What was billed after the March primaries as the nation’s most competitive gubernatorial race never materialized; Stein won by nearly 15 percentage points. Robinson’s bid was trumped by Stein’s 4-to-1 spending advantage by mid-October and a CNN report that said Robinson had posted sexist and racist remarks on a porn site message board in more than a decade ago.

Robinson denied writing the messages and eventually sued CNN. The case is pending. But the Republican Governors Association stopped running ads endorsing him, most of them his campaign staff resigned and the Republicans distanced themselves. That included Trump, who endorsed Robinson before the March primary and called him “Martin Luther King on steroids,” but stopped appearing with him when Trump passed through North Carolina.

Stein’s campaign was comfortable enough to belatedly send $12 million to the state Democratic Party, which helped other candidates, including General Assembly hopefuls who ran ads linking GOP rivals to Robinson.

“It could have been a historic race for the state of North Carolina, but it didn’t happen,” state Majority Leader John Bell said in an interview. While giving credit to Stein for his campaign, Bell added, “our candidate for governor. ran a very bad campaign.”

Larry Shaheen, a longtime political consultant who is now a fundraiser for the state Republican Party, wrote on X that without the work of party leaders “the damage to the candidates because of Robinson would have been enormous.”

Some conservatives stuck with Robinson and blamed Republican officials who ditched him for some poor election results. Robinson himself complained during the campaign about the politicians in his aisle that “when it gets hot in the kitchen and you turn around and look, they’re not there anymore”.

The next major electoral test will come in 2026, when Republican U.S. Sen. Thom Tillis’ seat is up for re-election.
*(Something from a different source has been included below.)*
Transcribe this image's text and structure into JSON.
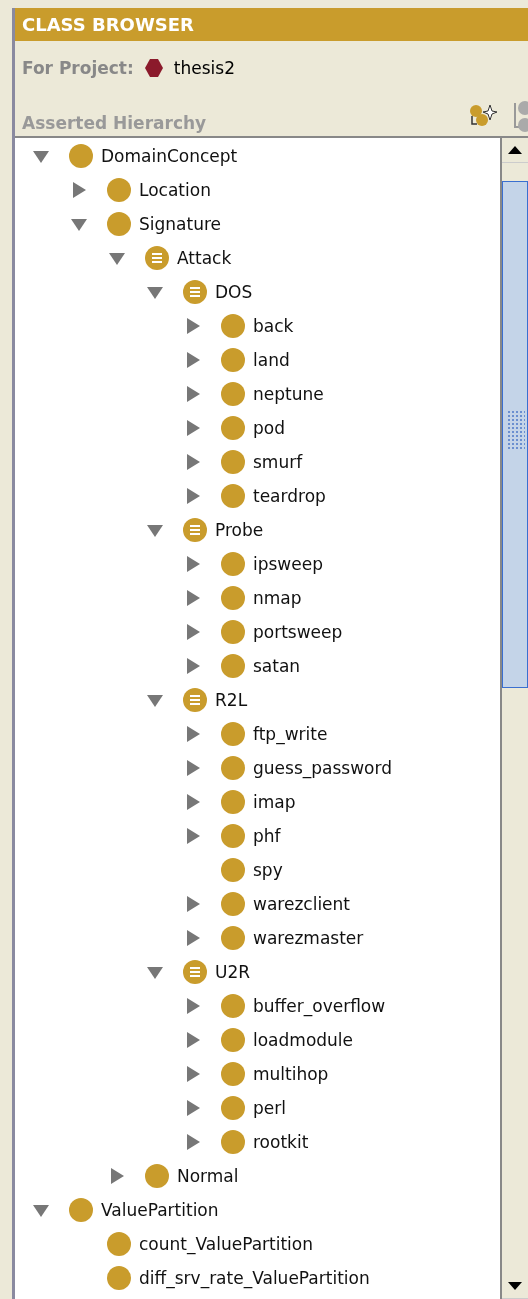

Robinson did not rule out a future bid, which could include challenging Tillis in the primary. Among Democrats, Cooper hasn’t publicly ruled out a 2026 Senate run, and U.S. Rep. Wiley Nickel, D-D, has said he’s considering one. Democrats have not won a US Senate seat in North Carolina since 2008.

Still, McLennan said, Democrats gave themselves something to build on.

“Democrats must feel pretty good,” he said. “But they still have a lot of work to do for 2026 and 2028.”

Clayton, the Democratic chairman, said the work begins now. That means recruiting candidates, starting with next year’s municipal races, making sure incumbents have the help they need, and consulting with people across the state to lay the groundwork for future elections.

“We have to go back to basics,” she said.